Et puis, rarissime fashion fact — dans ces 100 pièces de haute couture rassemblées au Musée des Arts Déco, peu de faux-pas.
La définition même de la Grâce et de l’Élégance. Sexy, sensuelles, naturelles, captivantes.
Ces robes sont tout ce que la mode peut et devrait être – un miroir de notre dextérité, un voyage à travers nos rêves les plus fous.
Lourdes comme des sabots Hollandais, elles clouent au sol ces robes prêtes à s’envoler vers la stratosphère.
Alors justement… Quitter l’exposition d’Iris Van Herpen, c’est comme revenir d’un voyage dans le multivers, où l’on a effleuré l’étoffe même de l’existence.

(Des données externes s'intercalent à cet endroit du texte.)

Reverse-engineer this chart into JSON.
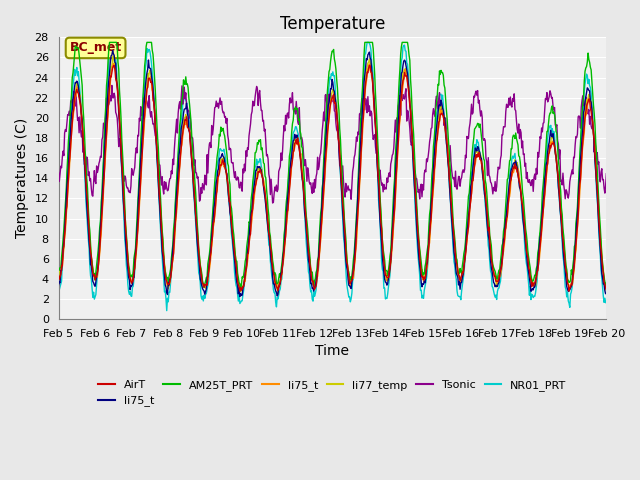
{
  "title": "Temperature",
  "xlabel": "Time",
  "ylabel": "Temperatures (C)",
  "ylim": [
    0,
    28
  ],
  "x_tick_labels": [
    "Feb 5",
    "Feb 6",
    "Feb 7",
    "Feb 8",
    "Feb 9",
    "Feb 10",
    "Feb 11",
    "Feb 12",
    "Feb 13",
    "Feb 14",
    "Feb 15",
    "Feb 16",
    "Feb 17",
    "Feb 18",
    "Feb 19",
    "Feb 20"
  ],
  "y_tick_values": [
    0,
    2,
    4,
    6,
    8,
    10,
    12,
    14,
    16,
    18,
    20,
    22,
    24,
    26,
    28
  ],
  "annotation_text": "BC_met",
  "annotation_color": "#8B0000",
  "annotation_bg": "#FFFF99",
  "annotation_edge": "#8B8B00",
  "series_colors": {
    "AirT": "#CC0000",
    "li75_t_blue": "#000080",
    "AM25T_PRT": "#00BB00",
    "li75_t_orange": "#FF8C00",
    "li77_temp": "#CCCC00",
    "Tsonic": "#8B008B",
    "NR01_PRT": "#00CCCC"
  },
  "legend_entries": [
    {
      "label": "AirT",
      "color": "#CC0000"
    },
    {
      "label": "li75_t",
      "color": "#000080"
    },
    {
      "label": "AM25T_PRT",
      "color": "#00BB00"
    },
    {
      "label": "li75_t",
      "color": "#FF8C00"
    },
    {
      "label": "li77_temp",
      "color": "#CCCC00"
    },
    {
      "label": "Tsonic",
      "color": "#8B008B"
    },
    {
      "label": "NR01_PRT",
      "color": "#00CCCC"
    }
  ],
  "bg_color": "#E8E8E8",
  "plot_bg_color": "#F0F0F0",
  "title_fontsize": 12,
  "label_fontsize": 10,
  "tick_fontsize": 8
}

L’esprit enivré d’une beauté insondable, la descente est forcément cruelle
Rejetée dans la banalité de la rue de Rivoli, la mélancolie m’envahit. Triste parce que je retourne dans un monde où les vêtements d’Iris Van Herpen ne sont pas la norme.
Dommage que ces pièces si humaines ne soient finalement pas accessibles au commun des mortels.